Best Practice Web Application Password Hashing
A primary reason for hashing is to stop a potential hacker from getting usable data once they have broken into your server. Poorly built websites do not hash their passwords and since most users reuse their username and passwords, you are actually endangering every user that uses your services. For a business, this can be a huge liability not to meant a horrible PR nightmare. Once a hacker gains access to your SQL database, they can turn around and try the usernames and passwords on other sites hoping to get lucky. In the end it could cost your users access to their online banking accounts and more. Hashing is a method to make the user’s password unusable to the hacker.
How Hashing Works
Without going into any individual hashing function, hashing is a one way encryption method. For many, the idea of a one way encryption is a little hard to grasp. Let me give a very basic explanation of how a one way hash works:
Step 1 : Take the original input (we will use a number to make it easy but it works with text by using unicode or ascii) : 11
Step 2 : Start a series of modifications using the math function modulo : 11 mod 4 = 3
Step N : Continuing using modulo : 3 mod 2 = 1
Obviously it doesn’t make much sense with such small numbers but most hashing techniques use much larger numbers were you have a larger usable space. So your encrypted (hashed) output is 1 now. To do the reverse of the hash is next to impossible because:
7 mod 2 = 1
5 mod 2 = 1
3 mod 2 = 1
Then you have to guess 7, 5 or 3 and run that through another level of mod to get another infinite set of possible input text. With infinite results you cannot find the original password. With real hashing functions the inputs would not overlap either so no two realistic inputs would allow you to login. Its not just the modulo function but the series and order that the math is done in that allow each input to generate a different encrypted output but yet still generate an infinite reverse calculation.

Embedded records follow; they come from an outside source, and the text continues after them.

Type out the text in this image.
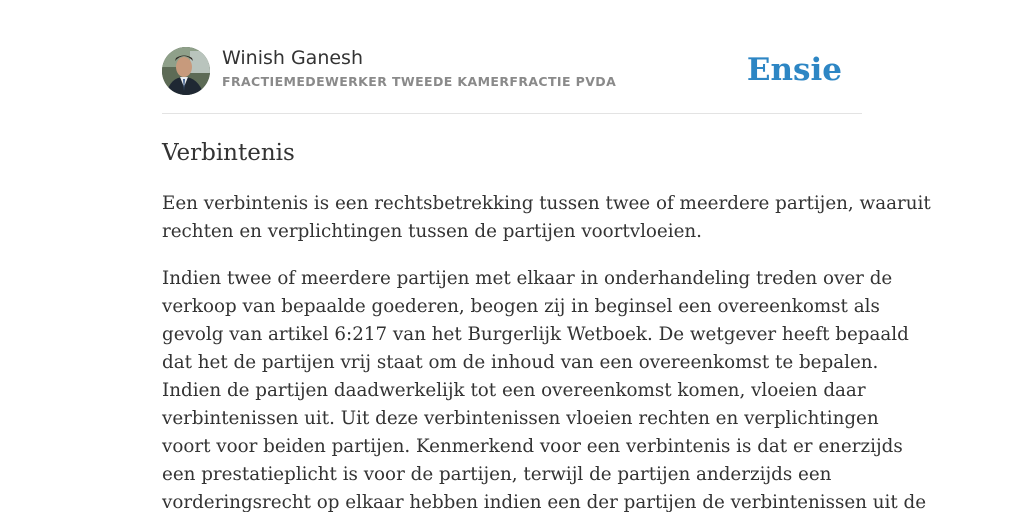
Winish Ganesh
FRACTIEMEDEWERKER TWEEDE KAMERFRACTIE PVDA	Ensie
Verbintenis

Een verbintenis is een rechtsbetrekking tussen twee of meerdere partijen, waaruit
rechten en verplichtingen tussen de partijen voortvloeien.

Indien twee of meerdere partijen met elkaar in onderhandeling treden over de
verkoop van bepaalde goederen, beogen zij in beginsel een overeenkomst als
gevolg van artikel 6:217 van het Burgerlijk Wetboek. De wetgever heeft bepaald
dat het de partijen vrij staat om de inhoud van een overeenkomst te bepalen.
Indien de partijen daadwerkelijk tot een overeenkomst komen, vloeien daar
verbintenissen uit. Uit deze verbintenissen vloeien rechten en verplichtingen
voort voor beiden partijen. Kenmerkend voor een verbintenis is dat er enerzijds
een prestatieplicht is voor de partijen, terwijl de partijen anderzijds een
vorderingsrecht op elkaar hebben indien een der partijen de verbintenissen uit de
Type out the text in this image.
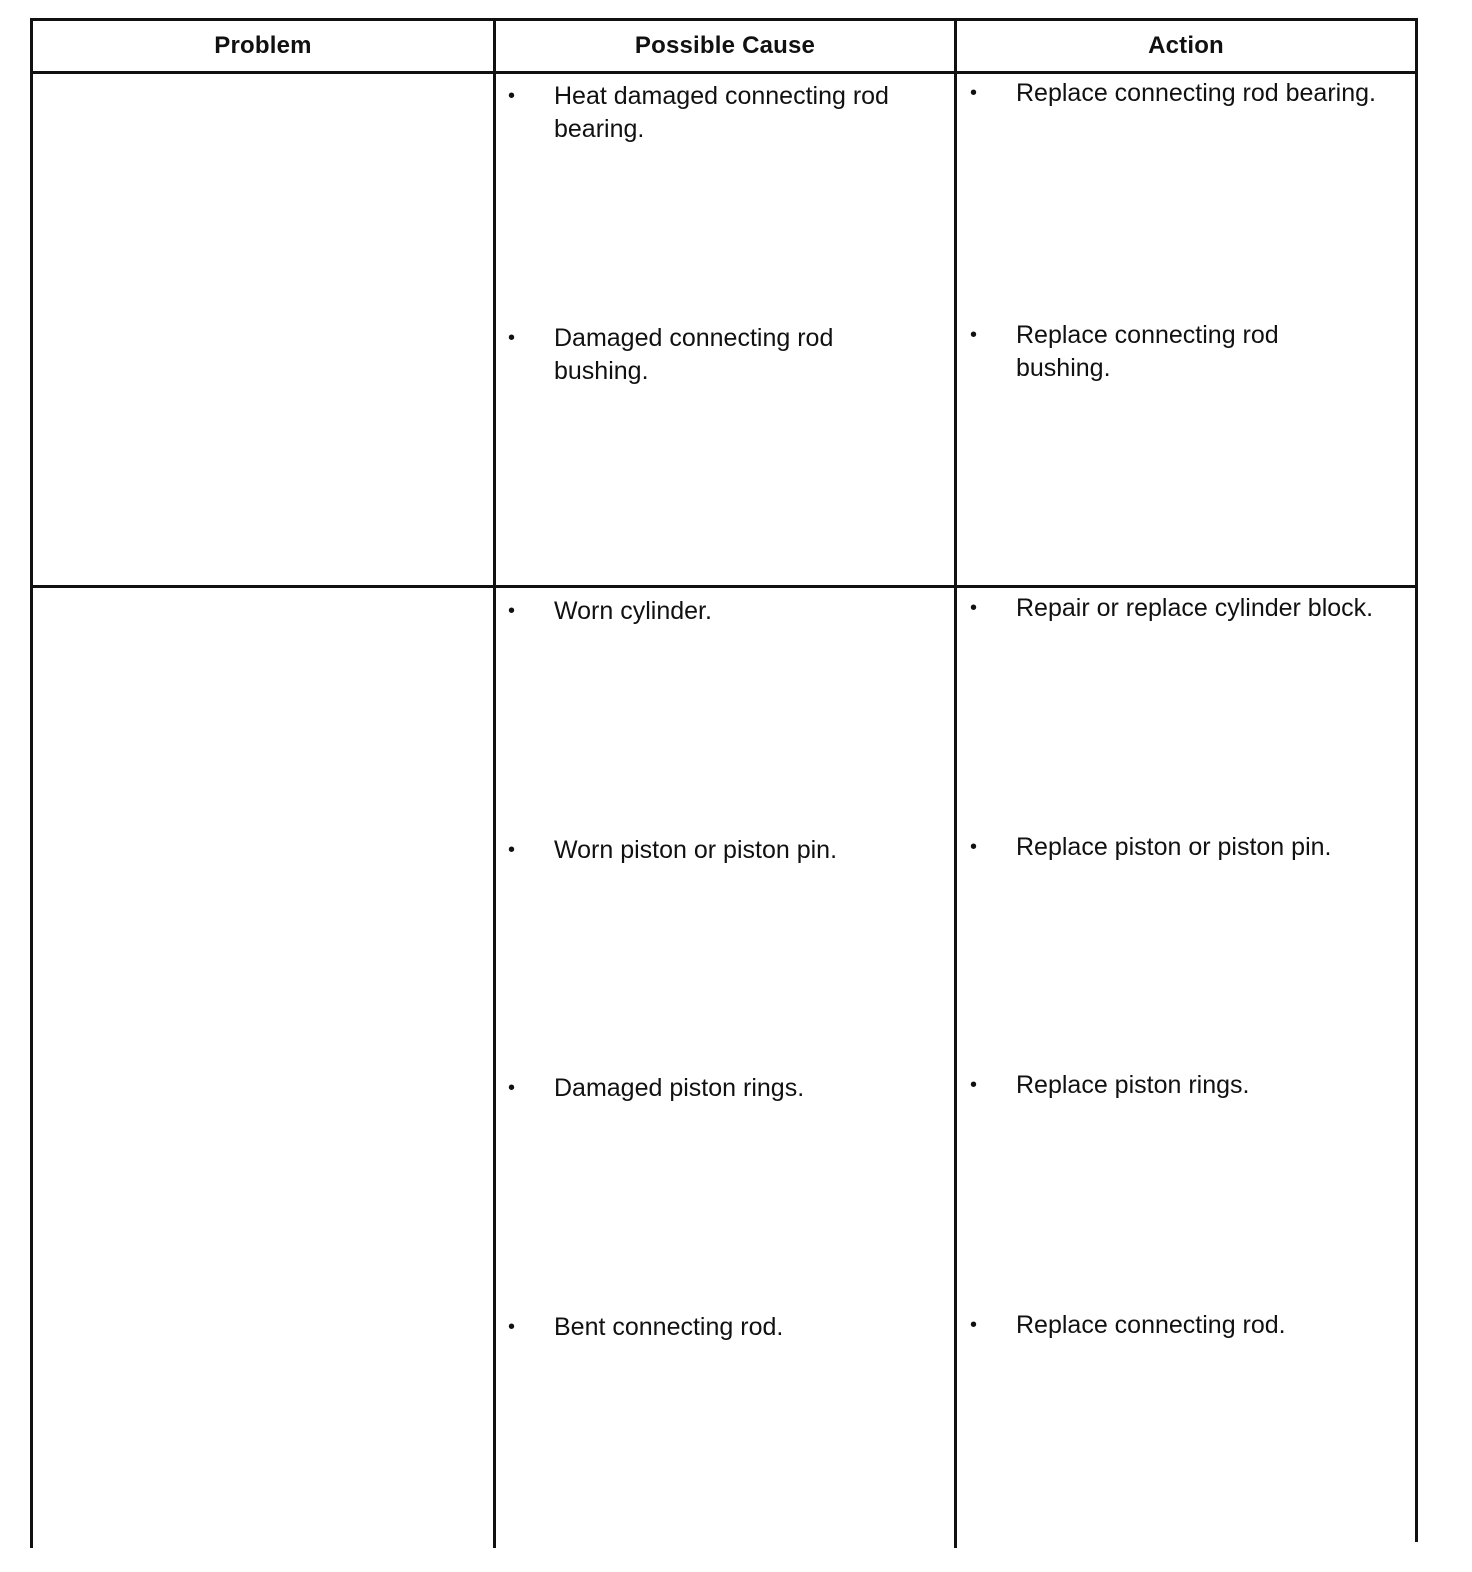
Problem	Possible Cause	Action
• Heat damaged connecting rod bearing.
• Damaged connecting rod bushing.
• Replace connecting rod bearing.
• Replace connecting rod bushing.
• Worn cylinder.
• Worn piston or piston pin.
• Damaged piston rings.
• Bent connecting rod.
• Repair or replace cylinder block.
• Replace piston or piston pin.
• Replace piston rings.
• Replace connecting rod.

How hashing is implemented in real applications
Its actually quite basic. When you create a user account, you take the password and run it through a hashing function to get a hash result. You then store that to your database. The hash result is just a mix of letters and numbers to you but the next time a user logs in, you run the same hashing technique. If they match, then you have the same password and you can allow the login. If they dont’ match, then you don’t have the correct password. Now your SQL database is holding hashed passwords that a hacker cannot see user’s original passwords.
Rainbow Tables
Hashing isn’t perfectly secure though. While its almost impossible to reverse the hash, there is another way to decode it. Rainbow tables are a term used to describe large tables of hashed data. Think of it as a phonebook or dictionary. By hashing every combination of input and storing it in a database with both the input and output. Now you can do almost instant lookups of hashed data. With many distributed rainbow tables projects going on right now, you can easily download a few gigabytes of rainbow tables. With a copy of this table you can now decode and once again get user’s passwords from a hashed user table.
Salting
Salting adds another layer to the hashing technique. It basically adds a combination of letters, numbers and symbols to each password to increase the character space that a rainbow table would need to be built. Without a salt you could build a rainbow table by just using the hash function on every combination from a to z with 8 characters to get a reasonable set of passwords decoded.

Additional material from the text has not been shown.